I've been devouring Ferrara's filmography in the past month, and have seen eight of his now (China Girl, King of New York, Bad Lieutenant, The Addiction, The Funeral, The Blackout, New Rose Hotel and this). And 'R Xmas is my favorite, so far. I think one simply has to jibe with the film's sparse, poetic, almost impressionistic (yet still ultra-realistic) style to appreciate it. The thing is really just gorgeous aesthetically, chock-full of those dreamy slow dissolves Ferrara loves -- except, whereas they made up a relatively small portion of earlier works, here they're practically the main transitional device between shots. Ferrara had been working at this kind of visual poetry all throughout the 90's and here he finally achieves it, but it's lambasted to bits by people because the film forgoes the melodrama and violence usually found in drug/gangster flicks (like, for example, Ferrara's earlier King of New York, an excellent but much more sensationalized portrait of inner city drug-war violence).

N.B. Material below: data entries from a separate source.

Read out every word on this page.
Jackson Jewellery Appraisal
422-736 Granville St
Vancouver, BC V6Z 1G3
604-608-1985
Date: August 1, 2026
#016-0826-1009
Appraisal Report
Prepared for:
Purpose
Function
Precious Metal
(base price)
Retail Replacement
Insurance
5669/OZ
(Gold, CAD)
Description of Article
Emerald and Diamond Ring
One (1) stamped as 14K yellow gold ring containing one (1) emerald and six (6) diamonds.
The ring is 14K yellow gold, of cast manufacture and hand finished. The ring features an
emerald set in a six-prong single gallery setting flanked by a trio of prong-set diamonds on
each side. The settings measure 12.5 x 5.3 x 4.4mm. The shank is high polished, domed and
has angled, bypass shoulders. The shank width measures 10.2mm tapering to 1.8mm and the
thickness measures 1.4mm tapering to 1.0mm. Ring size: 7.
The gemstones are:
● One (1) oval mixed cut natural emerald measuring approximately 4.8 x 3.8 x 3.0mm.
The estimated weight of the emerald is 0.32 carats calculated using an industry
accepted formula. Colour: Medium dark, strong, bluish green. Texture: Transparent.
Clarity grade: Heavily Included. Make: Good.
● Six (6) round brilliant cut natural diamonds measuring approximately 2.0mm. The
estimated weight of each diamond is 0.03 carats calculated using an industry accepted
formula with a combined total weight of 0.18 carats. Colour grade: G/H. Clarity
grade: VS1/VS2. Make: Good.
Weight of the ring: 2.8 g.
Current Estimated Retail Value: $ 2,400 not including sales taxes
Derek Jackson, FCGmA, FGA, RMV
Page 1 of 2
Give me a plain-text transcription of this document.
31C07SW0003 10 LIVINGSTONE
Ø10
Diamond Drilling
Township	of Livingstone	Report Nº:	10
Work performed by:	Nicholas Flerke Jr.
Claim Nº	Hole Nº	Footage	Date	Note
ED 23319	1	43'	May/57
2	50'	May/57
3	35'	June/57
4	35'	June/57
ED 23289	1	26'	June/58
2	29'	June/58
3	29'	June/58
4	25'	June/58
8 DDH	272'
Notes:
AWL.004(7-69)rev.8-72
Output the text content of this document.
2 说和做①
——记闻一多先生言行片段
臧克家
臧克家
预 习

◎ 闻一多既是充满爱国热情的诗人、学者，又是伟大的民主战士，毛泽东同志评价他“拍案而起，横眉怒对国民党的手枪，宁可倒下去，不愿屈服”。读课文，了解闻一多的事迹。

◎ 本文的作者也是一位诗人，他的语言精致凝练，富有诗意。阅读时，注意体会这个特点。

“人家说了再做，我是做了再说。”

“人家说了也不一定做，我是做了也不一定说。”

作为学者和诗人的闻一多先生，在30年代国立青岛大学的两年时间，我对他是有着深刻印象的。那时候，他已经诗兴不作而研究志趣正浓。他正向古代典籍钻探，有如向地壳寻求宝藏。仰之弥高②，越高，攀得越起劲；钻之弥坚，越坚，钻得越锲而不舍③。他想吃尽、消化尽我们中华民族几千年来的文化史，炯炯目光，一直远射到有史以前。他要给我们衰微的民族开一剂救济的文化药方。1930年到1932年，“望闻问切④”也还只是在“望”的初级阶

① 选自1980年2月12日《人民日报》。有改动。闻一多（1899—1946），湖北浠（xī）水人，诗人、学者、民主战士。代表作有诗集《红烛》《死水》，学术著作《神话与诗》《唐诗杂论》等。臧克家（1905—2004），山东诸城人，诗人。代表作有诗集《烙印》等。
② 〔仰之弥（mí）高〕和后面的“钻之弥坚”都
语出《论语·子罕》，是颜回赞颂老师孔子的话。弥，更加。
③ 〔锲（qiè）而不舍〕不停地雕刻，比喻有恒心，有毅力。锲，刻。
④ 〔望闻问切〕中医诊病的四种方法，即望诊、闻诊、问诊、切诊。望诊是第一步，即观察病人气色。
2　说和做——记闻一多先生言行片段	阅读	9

I couldn't disagree more with the popular opinion on this heavily underrated, overlooked film. This is the work of a master; someone who knows cinema like the back of his hand, someone who knows that "story" is irrelevant and "feeling" is everything. I wasn't bored for a second, always at the very least enthralled by the way Ferrara unfolded such a simple, lifelike tale with appropriately minimalist, graceful aesthetic flourishes. In a way, it's akin to later Altman works like The Company, where very little "happens" and instead of traditional "plot" we have a kind of fly on the wall slice of life; yet there's a richness of tone, of pure filmic beauty, of subtext, etc. that invariably goes over many viewers' heads because they're just sitting there looking for the money shot, the payoff, the grand drama that never comes. So the average movie buff and the strictly old-school Ferrara fan will prefer something like Bad Lieutenant where everything is more instantly accessible, more in tune with the classical mode of storytelling found in American film.... but I personally am much more interested in the kind of poetic, elliptical cinema on display in 'R Xmas. A truly great film.
(It's also, as one reviewer noted, the rare film concerned with the drug trade that reminds of The Wire, in its hyper-realism and restrained, subtle qualities, but doesn't suffer the comparison as so many films do).